Le vite degli altri

Fuggo correndo a grandi falcate verso la fine come se un treno mi stesse per raggiungere.
Volto l'ultima pagina, poche righe, e si stravolge il percorso: non mi trovo davanti il finale rappacificante che gli ultimi capitoli portavano a credere seppure senza sdolcinature.
Una vita disperata, disadattata di animale ferito che suo malgrado un po' come insegna la volpe al Piccolo Principe, prende conoscenze dell'amicizia, della possibilità dei corpi di toccarsi senza farsi del male, di desiderare il contatto, e poi dall'improvvisa, nella non voluta, coscienza della separazione trovare la forza di darsi un'altra possibilità.

"Girò i tacchi e si avviò dinuovo verso il proprio appartamento fresco di pulizie. Quando passò da Zinkensdamm cominciava a nevicare."
(Dove l'appartament fresco di pulizie è l'anima risanata e la bianca neve una pagina nuova da scrivere, o no?)

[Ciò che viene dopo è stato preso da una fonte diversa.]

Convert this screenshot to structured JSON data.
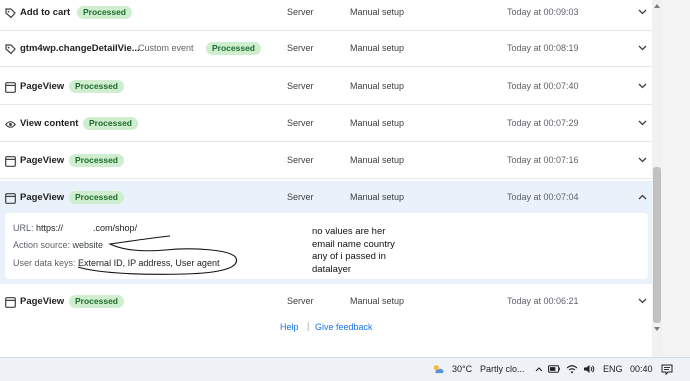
{
  "events": [
    {
      "name": "Add to cart",
      "status": "Processed",
      "source": "Server",
      "setup": "Manual setup",
      "time": "Today at 00:09:03",
      "icon": "cart-tag-icon"
    },
    {
      "name": "gtm4wp.changeDetailVie...",
      "custom_type": "Custom event",
      "status": "Processed",
      "source": "Server",
      "setup": "Manual setup",
      "time": "Today at 00:08:19",
      "icon": "tag-icon"
    },
    {
      "name": "PageView",
      "status": "Processed",
      "source": "Server",
      "setup": "Manual setup",
      "time": "Today at 00:07:40",
      "icon": "browser-window-icon"
    },
    {
      "name": "View content",
      "status": "Processed",
      "source": "Server",
      "setup": "Manual setup",
      "time": "Today at 00:07:29",
      "icon": "eye-icon"
    },
    {
      "name": "PageView",
      "status": "Processed",
      "source": "Server",
      "setup": "Manual setup",
      "time": "Today at 00:07:16",
      "icon": "browser-window-icon"
    },
    {
      "name": "PageView",
      "status": "Processed",
      "source": "Server",
      "setup": "Manual setup",
      "time": "Today at 00:07:04",
      "icon": "browser-window-icon"
    }
  ],
  "details": {
    "url_label": "URL:",
    "url_prefix": "https://",
    "url_suffix": ".com/shop/",
    "action_label": "Action source:",
    "action_value": "website",
    "keys_label": "User data keys:",
    "keys_value": "External ID, IP address, User agent"
  },
  "last_event": {
    "name": "PageView",
    "status": "Processed",
    "source": "Server",
    "setup": "Manual setup",
    "time": "Today at 00:06:21",
    "icon": "browser-window-icon"
  },
  "footer": {
    "help": "Help",
    "separator": "|",
    "feedback": "Give feedback"
  },
  "annotation": "no values are her\nemail name country\nany of i passed in\ndatalayer",
  "taskbar": {
    "temperature": "30°C",
    "weather": "Partly clo...",
    "language": "ENG",
    "clock": "00:40"
  },
  "colors": {
    "accent": "#1a73e8",
    "badge_bg": "#cfeecf",
    "badge_text": "#1e6b2e",
    "selected_row": "#e9f1fb"
  }
}
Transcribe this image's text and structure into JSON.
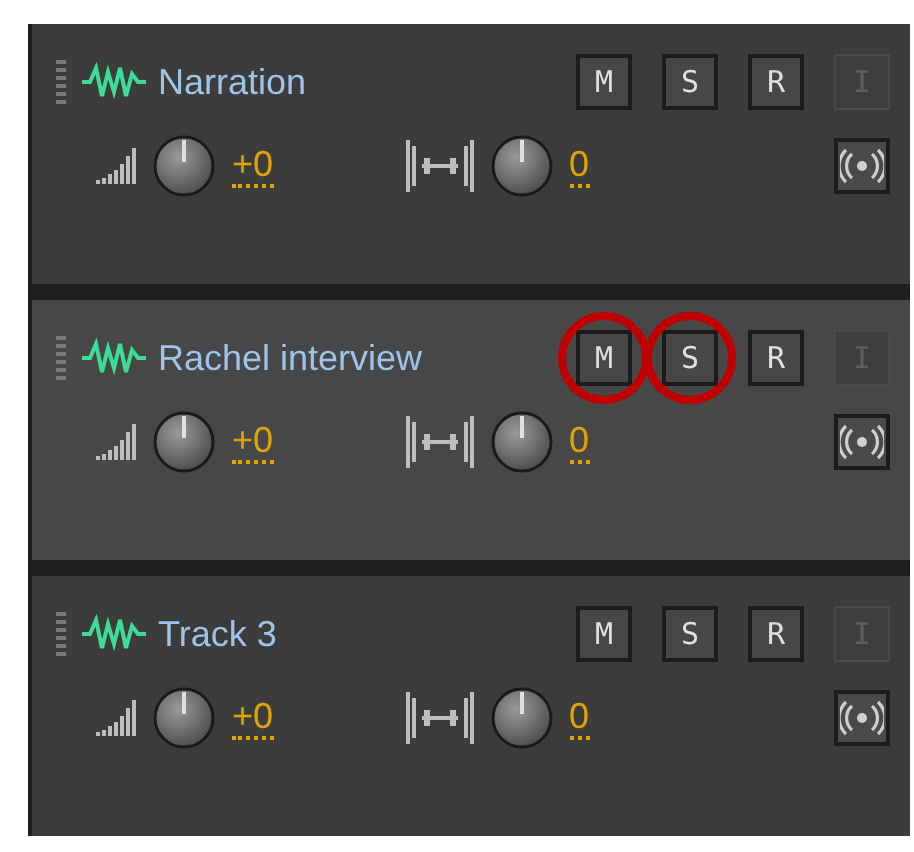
{
  "tracks": [
    {
      "name": "Narration",
      "selected": false,
      "buttons": [
        {
          "label": "M",
          "disabled": false,
          "circled": false
        },
        {
          "label": "S",
          "disabled": false,
          "circled": false
        },
        {
          "label": "R",
          "disabled": false,
          "circled": false
        },
        {
          "label": "I",
          "disabled": true,
          "circled": false
        }
      ],
      "volume": "+0",
      "pan": "0"
    },
    {
      "name": "Rachel interview",
      "selected": true,
      "buttons": [
        {
          "label": "M",
          "disabled": false,
          "circled": true
        },
        {
          "label": "S",
          "disabled": false,
          "circled": true
        },
        {
          "label": "R",
          "disabled": false,
          "circled": false
        },
        {
          "label": "I",
          "disabled": true,
          "circled": false
        }
      ],
      "volume": "+0",
      "pan": "0"
    },
    {
      "name": "Track 3",
      "selected": false,
      "buttons": [
        {
          "label": "M",
          "disabled": false,
          "circled": false
        },
        {
          "label": "S",
          "disabled": false,
          "circled": false
        },
        {
          "label": "R",
          "disabled": false,
          "circled": false
        },
        {
          "label": "I",
          "disabled": true,
          "circled": false
        }
      ],
      "volume": "+0",
      "pan": "0"
    }
  ]
}
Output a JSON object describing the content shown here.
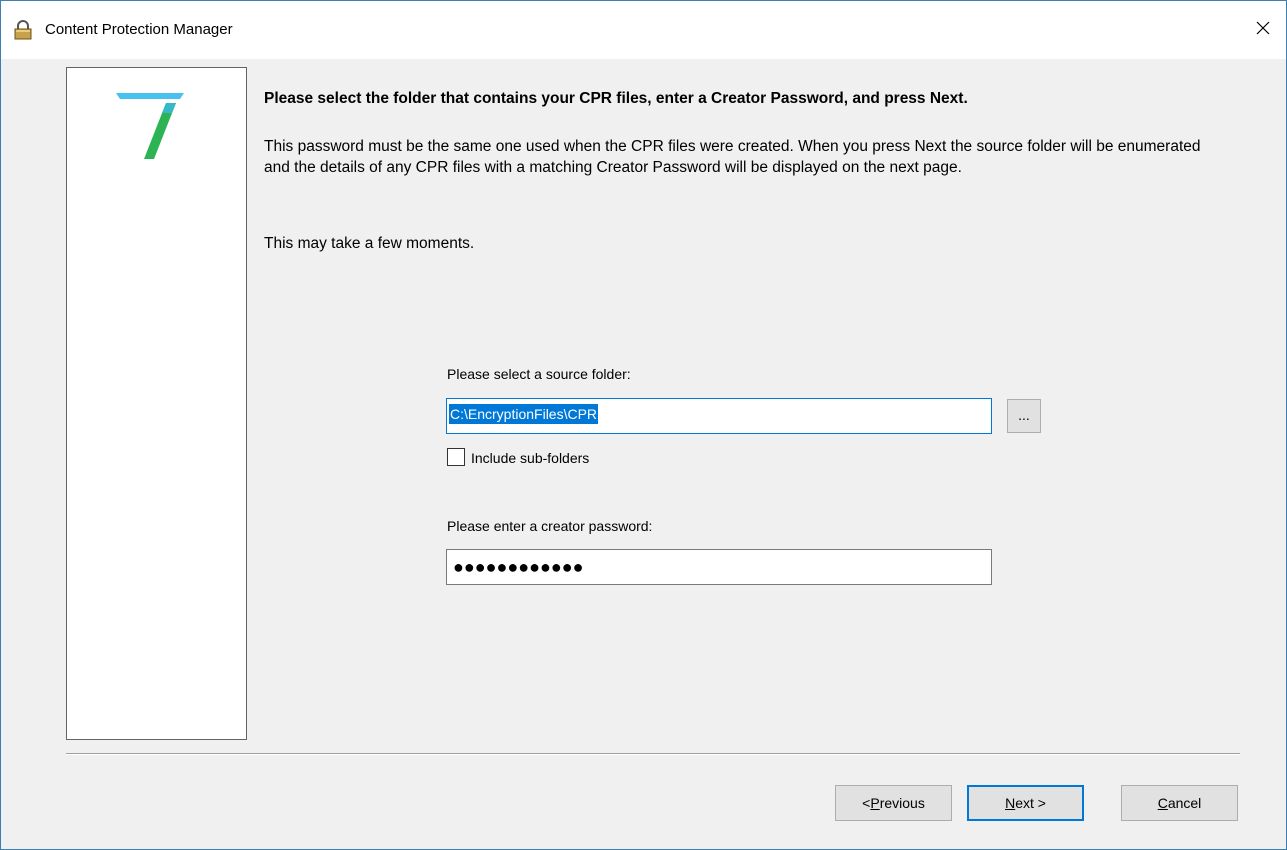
{
  "window": {
    "title": "Content Protection Manager",
    "close_glyph": "✕",
    "lock_icon": "lock-icon"
  },
  "logo": {
    "accent_top": "#47c1ee",
    "accent_bottom": "#2cb454"
  },
  "content": {
    "heading": "Please select the folder that contains your CPR files, enter a Creator Password, and press Next.",
    "paragraph": "This password must be the same one used when the CPR files were created. When you press Next the source folder will be enumerated and the details of any CPR files with a matching Creator Password will be displayed on the next page.",
    "paragraph2": "This may take a few moments."
  },
  "source": {
    "label": "Please select a source folder:",
    "value": "C:\\EncryptionFiles\\CPR",
    "browse_label": "...",
    "include_subfolders_label": "Include sub-folders",
    "include_subfolders_checked": false
  },
  "password": {
    "label": "Please enter a creator password:",
    "masked_value": "●●●●●●●●●●●●"
  },
  "buttons": {
    "previous_prefix": "< ",
    "previous_mnemonic": "P",
    "previous_rest": "revious",
    "next_mnemonic": "N",
    "next_rest": "ext >",
    "cancel_mnemonic": "C",
    "cancel_rest": "ancel"
  }
}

Appoggio il libro sulla mensola.
Bevo. Si sono fatte le ore piccole.
Spengo la luce e rimango a fissare attraverso il tepore della camera le perline trasparenti di acqua che scivolano lungo il vetro della finestra illuminata dal chiarore della citta.
Supina raccolgo il viso tra le mani chiuse a preghiera.
Il mio viso minuto, un po' freddo dal quale sfugge un sospiro.

Quanto spesso le vite degli altri entrano prepotenti nei nostri pensieri?